気まぐれ日記
DiaryINDEX|past|will
幼少のころの出来事について、思わず笑ってしまいました。明日にでもこの場で書きますね。
「ブロード!」 フェザが叫ぶ。雪女のところから帰ってこれるとは思わなかったためだ。 「ブロード、大丈夫? 怪我は? よく戻って来れたね。良かったよお」 「まあ、ね」 フェザが近寄り、ぎょっとする。ブロードには何故なのかわからなかった。 「透けてるよ、体……」 「あ、ホントだ。やべ」 魔族にとって弱っている状態だった。雪女によるダメージは見た目より大きいらしい。 「そういえば、なんかだるい……」 「ブロード、あなた、一体……」 「フェザ、俺は、ね……」 彼の目の前は暗転。

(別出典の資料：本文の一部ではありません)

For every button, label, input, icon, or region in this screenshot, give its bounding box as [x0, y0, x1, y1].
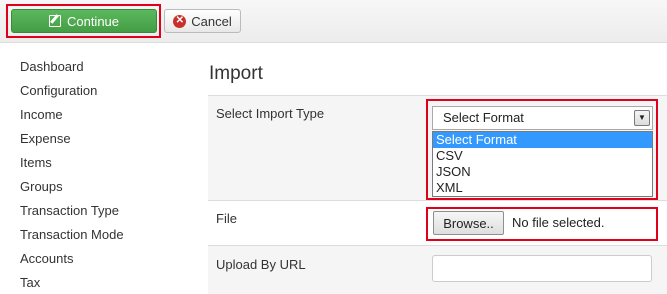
row-divider	[208, 200, 667, 201]
select-value: Select Format	[443, 110, 524, 125]
sidebar-item-dashboard[interactable]: Dashboard	[20, 58, 124, 82]
sidebar-item-configuration[interactable]: Configuration	[20, 82, 124, 106]
page-title: Import	[209, 63, 263, 84]
continue-button[interactable]: Continue	[11, 9, 157, 33]
sidebar-item-transaction-mode[interactable]: Transaction Mode	[20, 226, 124, 250]
sidebar-item-expense[interactable]: Expense	[20, 130, 124, 154]
sidebar-item-tax[interactable]: Tax	[20, 274, 124, 294]
sidebar-item-accounts[interactable]: Accounts	[20, 250, 124, 274]
file-status: No file selected.	[512, 215, 605, 230]
sidebar-item-transaction-type[interactable]: Transaction Type	[20, 202, 124, 226]
browse-button[interactable]: Browse..	[433, 211, 504, 235]
option-select-format[interactable]: Select Format	[433, 132, 652, 148]
cancel-label: Cancel	[191, 13, 232, 29]
chevron-down-icon[interactable]: ▼	[634, 110, 650, 126]
continue-label: Continue	[66, 13, 120, 29]
option-csv[interactable]: CSV	[433, 148, 652, 164]
sidebar-item-income[interactable]: Income	[20, 106, 124, 130]
edit-icon	[48, 15, 61, 27]
sidebar-nav: Dashboard Configuration Income Expense I…	[20, 58, 124, 294]
upload-url-label: Upload By URL	[216, 257, 306, 272]
cancel-button[interactable]: ✕ Cancel	[164, 9, 241, 33]
import-type-dropdown: Select Format CSV JSON XML	[432, 131, 653, 197]
file-label: File	[216, 211, 237, 226]
import-type-select[interactable]: Select Format ▼	[432, 106, 653, 130]
upload-url-input[interactable]	[432, 255, 652, 282]
option-xml[interactable]: XML	[433, 180, 652, 196]
option-json[interactable]: JSON	[433, 164, 652, 180]
import-type-label: Select Import Type	[216, 106, 325, 121]
cancel-icon: ✕	[173, 14, 187, 28]
sidebar-item-groups[interactable]: Groups	[20, 178, 124, 202]
sidebar-item-items[interactable]: Items	[20, 154, 124, 178]
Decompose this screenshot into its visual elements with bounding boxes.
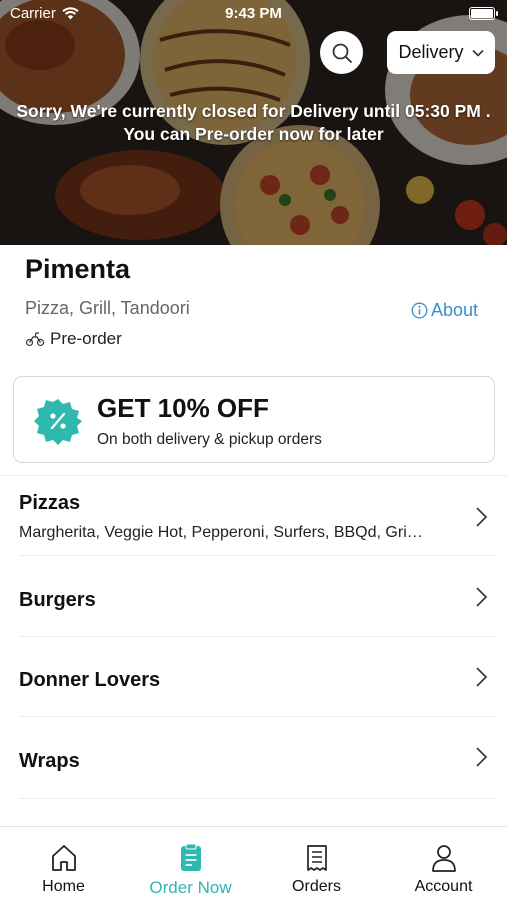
delivery-mode-label: Delivery <box>398 42 464 62</box>
chevron-down-icon <box>471 49 484 57</box>
battery-icon <box>469 7 498 20</box>
restaurant-name: Pimenta <box>25 254 131 284</box>
tab-home[interactable]: Home <box>0 827 127 900</box>
tab-orders[interactable]: Orders <box>253 827 380 900</box>
scooter-icon <box>25 332 45 347</box>
discount-badge-icon <box>34 399 82 445</box>
category-title: Burgers <box>19 589 96 611</box>
category-row-pizzas[interactable]: Pizzas Margherita, Veggie Hot, Pepperoni… <box>0 476 507 556</box>
status-time: 9:43 PM <box>225 5 282 22</box>
person-icon <box>431 845 456 872</box>
receipt-icon <box>306 845 327 871</box>
category-title: Pizzas <box>19 492 81 514</box>
row-divider <box>19 798 495 799</box>
status-bar: Carrier 9:43 PM <box>0 0 507 28</box>
closed-message-line1: Sorry, We're currently closed for Delive… <box>16 101 491 121</box>
category-title: Donner Lovers <box>19 669 161 691</box>
closed-message: Sorry, We're currently closed for Delive… <box>0 100 507 146</box>
search-button[interactable] <box>320 31 363 74</box>
offer-title: GET 10% OFF <box>97 393 269 423</box>
tab-order-now[interactable]: Order Now <box>127 827 254 900</box>
chevron-right-icon <box>476 507 488 527</box>
order-type-label: Pre-order <box>50 329 122 348</box>
order-icon <box>180 843 201 871</box>
bottom-tab-bar: Home Order Now Orders Account <box>0 826 507 900</box>
category-title: Wraps <box>19 750 80 772</box>
order-type-indicator: Pre-order <box>25 329 122 349</box>
delivery-mode-dropdown[interactable]: Delivery <box>387 31 495 74</box>
search-icon <box>332 43 352 63</box>
category-row-donner-lovers[interactable]: Donner Lovers <box>0 637 507 717</box>
about-link[interactable]: About <box>411 300 478 321</box>
chevron-right-icon <box>476 667 488 687</box>
hero-banner: Carrier 9:43 PM Delivery Sorry, We're cu… <box>0 0 507 245</box>
category-items-preview: Margherita, Veggie Hot, Pepperoni, Surfe… <box>19 524 423 541</box>
tab-label: Orders <box>292 878 341 895</box>
tab-account[interactable]: Account <box>380 827 507 900</box>
info-icon <box>411 302 428 319</box>
category-row-wraps[interactable]: Wraps <box>0 717 507 799</box>
chevron-right-icon <box>476 587 488 607</box>
category-row-burgers[interactable]: Burgers <box>0 556 507 637</box>
offer-subtitle: On both delivery & pickup orders <box>97 431 322 448</box>
closed-message-line2: You can Pre-order now for later <box>123 124 384 144</box>
tab-label: Home <box>42 878 85 895</box>
chevron-right-icon <box>476 747 488 767</box>
offer-card[interactable]: GET 10% OFF On both delivery & pickup or… <box>13 376 495 463</box>
tab-label: Account <box>414 878 473 895</box>
about-label: About <box>431 300 479 320</box>
tab-label: Order Now <box>149 878 232 897</box>
restaurant-cuisine: Pizza, Grill, Tandoori <box>25 298 190 318</box>
home-icon <box>51 845 76 871</box>
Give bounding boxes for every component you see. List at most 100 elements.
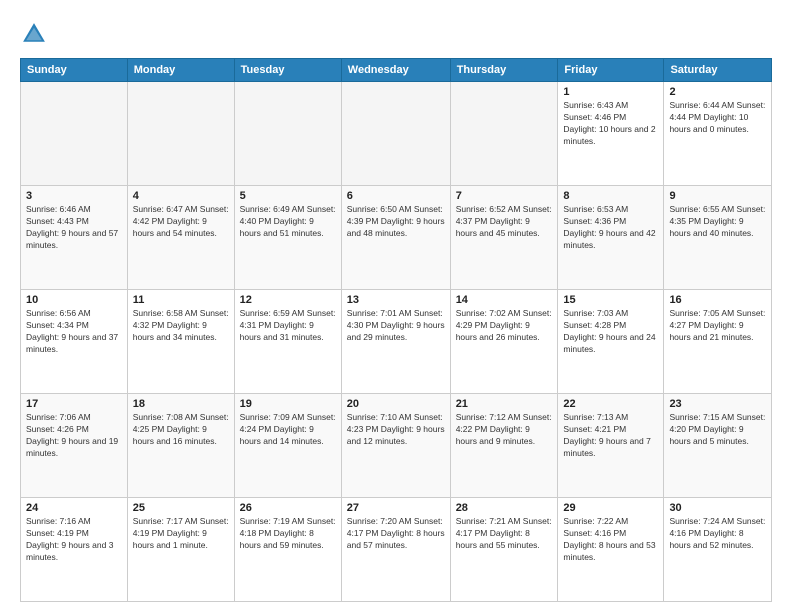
day-info: Sunrise: 7:09 AM Sunset: 4:24 PM Dayligh… bbox=[240, 412, 336, 448]
day-info: Sunrise: 6:47 AM Sunset: 4:42 PM Dayligh… bbox=[133, 204, 229, 240]
day-cell: 6Sunrise: 6:50 AM Sunset: 4:39 PM Daylig… bbox=[341, 186, 450, 290]
day-cell: 26Sunrise: 7:19 AM Sunset: 4:18 PM Dayli… bbox=[234, 498, 341, 602]
day-number: 21 bbox=[456, 398, 553, 410]
day-info: Sunrise: 7:01 AM Sunset: 4:30 PM Dayligh… bbox=[347, 308, 445, 344]
day-info: Sunrise: 6:50 AM Sunset: 4:39 PM Dayligh… bbox=[347, 204, 445, 240]
header-day-sunday: Sunday bbox=[21, 59, 128, 82]
day-info: Sunrise: 6:56 AM Sunset: 4:34 PM Dayligh… bbox=[26, 308, 122, 356]
day-cell: 2 Sunrise: 6:44 AM Sunset: 4:44 PM Daylig… bbox=[664, 82, 772, 186]
day-info: Sunrise: 7:15 AM Sunset: 4:20 PM Dayligh… bbox=[669, 412, 766, 448]
day-number: 1 bbox=[563, 86, 658, 98]
day-number: 4 bbox=[133, 190, 229, 202]
day-cell: 4 Sunrise: 6:47 AM Sunset: 4:42 PM Daylig… bbox=[127, 186, 234, 290]
day-number: 10 bbox=[26, 294, 122, 306]
day-cell: 23 Sunrise: 7:15 AM Sunset: 4:20 PM Dayli… bbox=[664, 394, 772, 498]
day-info: Sunrise: 6:55 AM Sunset: 4:35 PM Dayligh… bbox=[669, 204, 766, 240]
day-info: Sunrise: 7:22 AM Sunset: 4:16 PM Dayligh… bbox=[563, 516, 658, 564]
day-cell: 28Sunrise: 7:21 AM Sunset: 4:17 PM Dayli… bbox=[450, 498, 558, 602]
day-info: Sunrise: 7:12 AM Sunset: 4:22 PM Dayligh… bbox=[456, 412, 553, 448]
day-cell: 24 Sunrise: 7:16 AM Sunset: 4:19 PM Dayli… bbox=[21, 498, 128, 602]
day-number: 19 bbox=[240, 398, 336, 410]
day-number: 8 bbox=[563, 190, 658, 202]
day-cell: 25 Sunrise: 7:17 AM Sunset: 4:19 PM Dayli… bbox=[127, 498, 234, 602]
header-day-saturday: Saturday bbox=[664, 59, 772, 82]
day-cell bbox=[450, 82, 558, 186]
day-number: 2 bbox=[669, 86, 766, 98]
day-number: 13 bbox=[347, 294, 445, 306]
day-number: 3 bbox=[26, 190, 122, 202]
day-number: 30 bbox=[669, 502, 766, 514]
header-day-friday: Friday bbox=[558, 59, 664, 82]
week-row-4: 24 Sunrise: 7:16 AM Sunset: 4:19 PM Dayli… bbox=[21, 498, 772, 602]
day-cell bbox=[21, 82, 128, 186]
day-cell: 16 Sunrise: 7:05 AM Sunset: 4:27 PM Dayli… bbox=[664, 290, 772, 394]
week-row-2: 10 Sunrise: 6:56 AM Sunset: 4:34 PM Dayli… bbox=[21, 290, 772, 394]
day-cell: 18 Sunrise: 7:08 AM Sunset: 4:25 PM Dayli… bbox=[127, 394, 234, 498]
day-info: Sunrise: 6:59 AM Sunset: 4:31 PM Dayligh… bbox=[240, 308, 336, 344]
calendar-body: 1Sunrise: 6:43 AM Sunset: 4:46 PM Daylig… bbox=[21, 82, 772, 602]
day-cell: 20 Sunrise: 7:10 AM Sunset: 4:23 PM Dayli… bbox=[341, 394, 450, 498]
day-cell bbox=[127, 82, 234, 186]
day-info: Sunrise: 6:58 AM Sunset: 4:32 PM Dayligh… bbox=[133, 308, 229, 344]
day-cell: 9 Sunrise: 6:55 AM Sunset: 4:35 PM Daylig… bbox=[664, 186, 772, 290]
day-info: Sunrise: 7:20 AM Sunset: 4:17 PM Dayligh… bbox=[347, 516, 445, 552]
day-info: Sunrise: 7:19 AM Sunset: 4:18 PM Dayligh… bbox=[240, 516, 336, 552]
day-info: Sunrise: 7:03 AM Sunset: 4:28 PM Dayligh… bbox=[563, 308, 658, 356]
day-cell: 27 Sunrise: 7:20 AM Sunset: 4:17 PM Dayli… bbox=[341, 498, 450, 602]
day-cell: 8 Sunrise: 6:53 AM Sunset: 4:36 PM Daylig… bbox=[558, 186, 664, 290]
day-cell: 14 Sunrise: 7:02 AM Sunset: 4:29 PM Dayli… bbox=[450, 290, 558, 394]
day-number: 27 bbox=[347, 502, 445, 514]
header-day-wednesday: Wednesday bbox=[341, 59, 450, 82]
page: SundayMondayTuesdayWednesdayThursdayFrid… bbox=[0, 0, 792, 612]
day-number: 9 bbox=[669, 190, 766, 202]
day-cell: 10 Sunrise: 6:56 AM Sunset: 4:34 PM Dayli… bbox=[21, 290, 128, 394]
day-info: Sunrise: 6:46 AM Sunset: 4:43 PM Dayligh… bbox=[26, 204, 122, 252]
day-number: 25 bbox=[133, 502, 229, 514]
day-info: Sunrise: 7:13 AM Sunset: 4:21 PM Dayligh… bbox=[563, 412, 658, 460]
day-number: 20 bbox=[347, 398, 445, 410]
day-number: 12 bbox=[240, 294, 336, 306]
day-cell: 22 Sunrise: 7:13 AM Sunset: 4:21 PM Dayli… bbox=[558, 394, 664, 498]
day-number: 15 bbox=[563, 294, 658, 306]
day-number: 5 bbox=[240, 190, 336, 202]
day-info: Sunrise: 7:17 AM Sunset: 4:19 PM Dayligh… bbox=[133, 516, 229, 552]
header-row: SundayMondayTuesdayWednesdayThursdayFrid… bbox=[21, 59, 772, 82]
logo bbox=[20, 20, 52, 48]
day-number: 28 bbox=[456, 502, 553, 514]
day-info: Sunrise: 7:08 AM Sunset: 4:25 PM Dayligh… bbox=[133, 412, 229, 448]
day-number: 11 bbox=[133, 294, 229, 306]
day-number: 24 bbox=[26, 502, 122, 514]
day-cell: 15 Sunrise: 7:03 AM Sunset: 4:28 PM Dayli… bbox=[558, 290, 664, 394]
day-number: 23 bbox=[669, 398, 766, 410]
day-info: Sunrise: 6:44 AM Sunset: 4:44 PM Dayligh… bbox=[669, 100, 766, 136]
day-info: Sunrise: 7:10 AM Sunset: 4:23 PM Dayligh… bbox=[347, 412, 445, 448]
header bbox=[20, 16, 772, 48]
day-number: 18 bbox=[133, 398, 229, 410]
day-number: 22 bbox=[563, 398, 658, 410]
day-cell bbox=[341, 82, 450, 186]
day-number: 7 bbox=[456, 190, 553, 202]
day-cell: 29Sunrise: 7:22 AM Sunset: 4:16 PM Dayli… bbox=[558, 498, 664, 602]
day-info: Sunrise: 7:02 AM Sunset: 4:29 PM Dayligh… bbox=[456, 308, 553, 344]
header-day-thursday: Thursday bbox=[450, 59, 558, 82]
day-cell: 3 Sunrise: 6:46 AM Sunset: 4:43 PM Daylig… bbox=[21, 186, 128, 290]
day-info: Sunrise: 6:53 AM Sunset: 4:36 PM Dayligh… bbox=[563, 204, 658, 252]
logo-icon bbox=[20, 20, 48, 48]
day-number: 14 bbox=[456, 294, 553, 306]
day-info: Sunrise: 6:52 AM Sunset: 4:37 PM Dayligh… bbox=[456, 204, 553, 240]
day-cell: 19 Sunrise: 7:09 AM Sunset: 4:24 PM Dayli… bbox=[234, 394, 341, 498]
day-info: Sunrise: 7:16 AM Sunset: 4:19 PM Dayligh… bbox=[26, 516, 122, 564]
day-cell: 11 Sunrise: 6:58 AM Sunset: 4:32 PM Dayli… bbox=[127, 290, 234, 394]
calendar: SundayMondayTuesdayWednesdayThursdayFrid… bbox=[20, 58, 772, 602]
day-number: 17 bbox=[26, 398, 122, 410]
header-day-tuesday: Tuesday bbox=[234, 59, 341, 82]
day-cell: 17Sunrise: 7:06 AM Sunset: 4:26 PM Dayli… bbox=[21, 394, 128, 498]
day-number: 16 bbox=[669, 294, 766, 306]
day-cell: 12 Sunrise: 6:59 AM Sunset: 4:31 PM Dayli… bbox=[234, 290, 341, 394]
day-cell: 5Sunrise: 6:49 AM Sunset: 4:40 PM Daylig… bbox=[234, 186, 341, 290]
week-row-1: 3 Sunrise: 6:46 AM Sunset: 4:43 PM Daylig… bbox=[21, 186, 772, 290]
day-info: Sunrise: 7:24 AM Sunset: 4:16 PM Dayligh… bbox=[669, 516, 766, 552]
week-row-0: 1Sunrise: 6:43 AM Sunset: 4:46 PM Daylig… bbox=[21, 82, 772, 186]
day-cell: 30 Sunrise: 7:24 AM Sunset: 4:16 PM Dayli… bbox=[664, 498, 772, 602]
day-info: Sunrise: 7:05 AM Sunset: 4:27 PM Dayligh… bbox=[669, 308, 766, 344]
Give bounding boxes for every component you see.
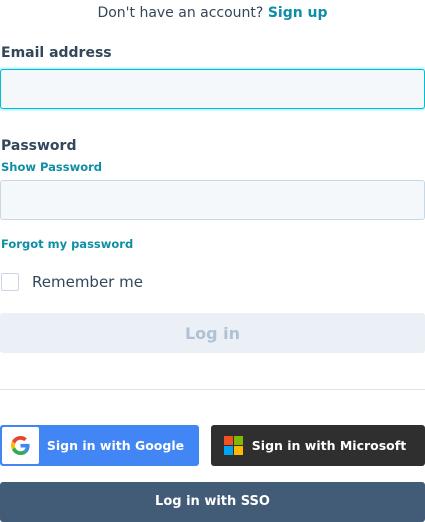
- sso-login-button[interactable]: Log in with SSO: [0, 482, 425, 522]
- signup-prompt-text: Don't have an account?: [97, 5, 264, 21]
- email-label: Email address: [1, 45, 112, 61]
- google-icon: [2, 427, 39, 464]
- show-password-link[interactable]: Show Password: [1, 160, 102, 174]
- divider: [0, 389, 425, 390]
- remember-me-label: Remember me: [32, 273, 143, 291]
- forgot-password-link[interactable]: Forgot my password: [1, 237, 133, 251]
- google-signin-button[interactable]: Sign in with Google: [0, 425, 199, 466]
- password-label: Password: [1, 138, 77, 154]
- login-form: Don't have an account? Sign up Email add…: [0, 0, 425, 522]
- email-field[interactable]: [0, 69, 425, 109]
- signup-prompt: Don't have an account? Sign up: [0, 5, 425, 21]
- password-field[interactable]: [0, 180, 425, 220]
- remember-me-checkbox[interactable]: [1, 273, 19, 291]
- login-button[interactable]: Log in: [0, 313, 425, 353]
- microsoft-signin-label: Sign in with Microsoft: [251, 438, 407, 453]
- microsoft-icon: [224, 436, 243, 455]
- signup-link[interactable]: Sign up: [268, 5, 328, 21]
- microsoft-signin-button[interactable]: Sign in with Microsoft: [211, 425, 425, 466]
- google-signin-label: Sign in with Google: [46, 438, 185, 453]
- remember-me[interactable]: Remember me: [1, 272, 143, 292]
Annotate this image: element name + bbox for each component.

フェザの悲鳴だけが聞こえた。
「やれやれ、なんでこんなことになるやら」 フェザに安静にしてるよう言われた。彼はベッドの中で小瓶を見た。雪女は瓶の中でおとなしくしているようだった。 体はだいぶ元に戻っている。まだこの地は例の魔力がこびりついていて、彼はそれを貪欲に吸っている。いや、スノムウェインが。 「おい」 アコラだった。食事を手にしている。 「ああ、ありがと」 少年は素直に食事を渡した。照れくさそうに。 「兄ちゃん、魔族なのか?」 「まあね。でも元は人間」 「なんで魔族なんかになっちゃったのさ」 「さあ、俺にもよくわからねえな」 「……雪女、倒してくれてありがと」 「お前の姉ちゃんには世話になったからな。恩返し、さ」 アコラは何も言わずに出て行った。 次の日、体は完全に戻った。村長のもとに行き、雪女はこの瓶に入った、と言った。 「信じられんが……そう、なのだな?」 「まあ、新たな雪女が出ない限りは、大丈夫だろ」 「礼は、いくら欲しい?」 「フェザに宿代と衣料費、看病してもらった分を払ってくれ」 村長は、うなずいた。それだけだった。 「で、この雪女の姉ちゃん、どうする?」 「この村にはいらん。もって行ってくれ」 ブロードは言うとおりにした。彼の予想通りの返事だった。 まかり間違って、この瓶のふたが開いたら……。村長はそんな危惧をしている、そう考えた。決して、厄介なものを置きたくない、というわけじゃないと。 よそ者はどうでも良い。どんな村だって、そういう所があると、彼は自分に言い聞かせた。